Hapsa Khan (حەپسەخان) was an early Kurdish feminist and nationalist leader who founded the first women's school in Iraq. The organisation was called the Kurdish Women's Association.

She was born in 1891 in Sulaymaniyah to a prominent Kurdish family. She was the daughter of Sheikh Marif and Salma Khan. In 1926 she played a significant role in the foundation of the first school for girls in Sulaymaniyah/Silêmanî "by going from house to house with the teachers to register as many girls as possible, and to even convince parents to send their daughters to school". The German photographer Lotte Errell described Hapsa Khan as a woman “whose husband gets up when she enters the room”.
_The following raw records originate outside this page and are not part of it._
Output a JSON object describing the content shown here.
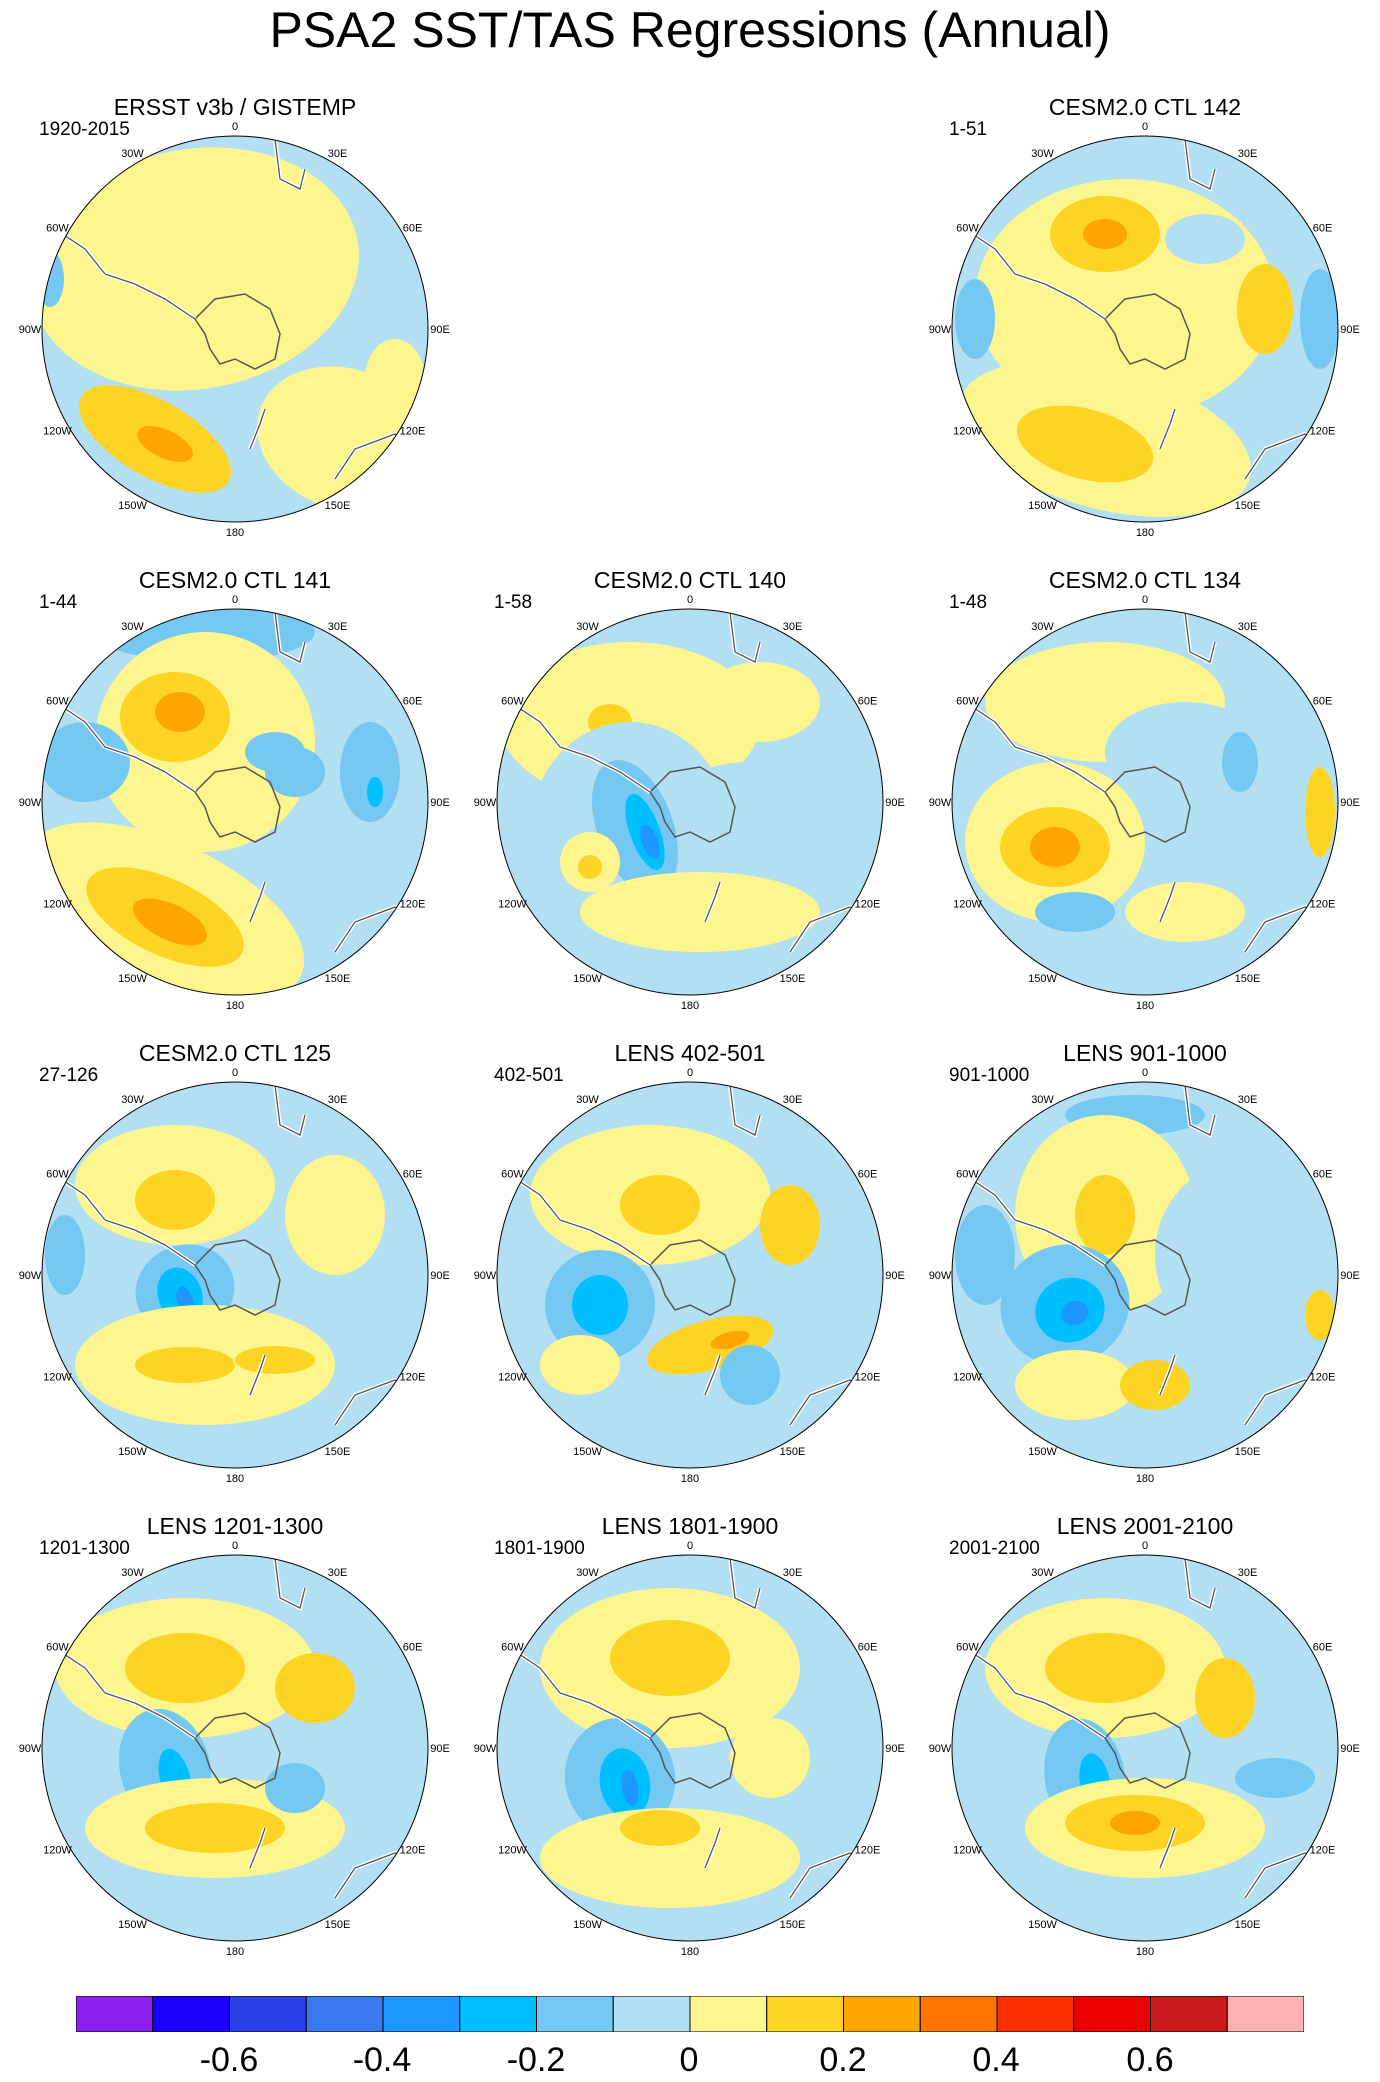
{
  "title": "PSA2 SST/TAS Regressions (Annual)",
  "longitude_labels": [
    "0",
    "30E",
    "60E",
    "90E",
    "120E",
    "150E",
    "180",
    "150W",
    "120W",
    "90W",
    "60W",
    "30W"
  ],
  "panels": [
    {
      "id": "p1",
      "title": "ERSST v3b / GISTEMP",
      "period": "1920-2015",
      "pattern": "obs"
    },
    {
      "id": "p2",
      "title": "CESM2.0 CTL 142",
      "period": "1-51",
      "pattern": "c142"
    },
    {
      "id": "p3",
      "title": "CESM2.0 CTL 141",
      "period": "1-44",
      "pattern": "c141"
    },
    {
      "id": "p4",
      "title": "CESM2.0 CTL 140",
      "period": "1-58",
      "pattern": "c140"
    },
    {
      "id": "p5",
      "title": "CESM2.0 CTL 134",
      "period": "1-48",
      "pattern": "c134"
    },
    {
      "id": "p6",
      "title": "CESM2.0 CTL 125",
      "period": "27-126",
      "pattern": "c125"
    },
    {
      "id": "p7",
      "title": "LENS 402-501",
      "period": "402-501",
      "pattern": "l402"
    },
    {
      "id": "p8",
      "title": "LENS 901-1000",
      "period": "901-1000",
      "pattern": "l901"
    },
    {
      "id": "p9",
      "title": "LENS 1201-1300",
      "period": "1201-1300",
      "pattern": "l1201"
    },
    {
      "id": "p10",
      "title": "LENS 1801-1900",
      "period": "1801-1900",
      "pattern": "l1801"
    },
    {
      "id": "p11",
      "title": "LENS 2001-2100",
      "period": "2001-2100",
      "pattern": "l2001"
    }
  ],
  "colorbar": {
    "colors": [
      "#8a1fee",
      "#1a00ff",
      "#2a41e8",
      "#3a78ee",
      "#1e96ff",
      "#00bfff",
      "#74c8f2",
      "#b3dff3",
      "#fdf68e",
      "#fdd324",
      "#fda602",
      "#fd7501",
      "#fe3000",
      "#ea0000",
      "#cb1a1d",
      "#feb2b4"
    ],
    "labels": [
      "-0.6",
      "-0.4",
      "-0.2",
      "0",
      "0.2",
      "0.4",
      "0.6"
    ]
  }
}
In 1920, Hapsa Khan married the Kurdish leader Sheikh Qadir Hafid, brother of Mahmud Barzanji, who played a leading role in the Kurdish resistance to British occupation. She played a role in the revolt by financing it, convincing others to join it and organising protests in Sulaymaniyah.

In 1930, Hapsa Khan sent a letter to the League of Nations, advocating for Kurdish rights and a Kurdish state. When Qazi Muhammad founded the Republic of Mahabad in 1946, she supported the decision to declare independence.

After her death in 1953, her home became a school. Hapsa Khan continues to be a strong influence on modern Kurdish women. In February 2019, Kurdistan24 reported that the winner of a fashion contest in Sulaymaniyah based her design for a traditional costume on Hapsa Khan's style.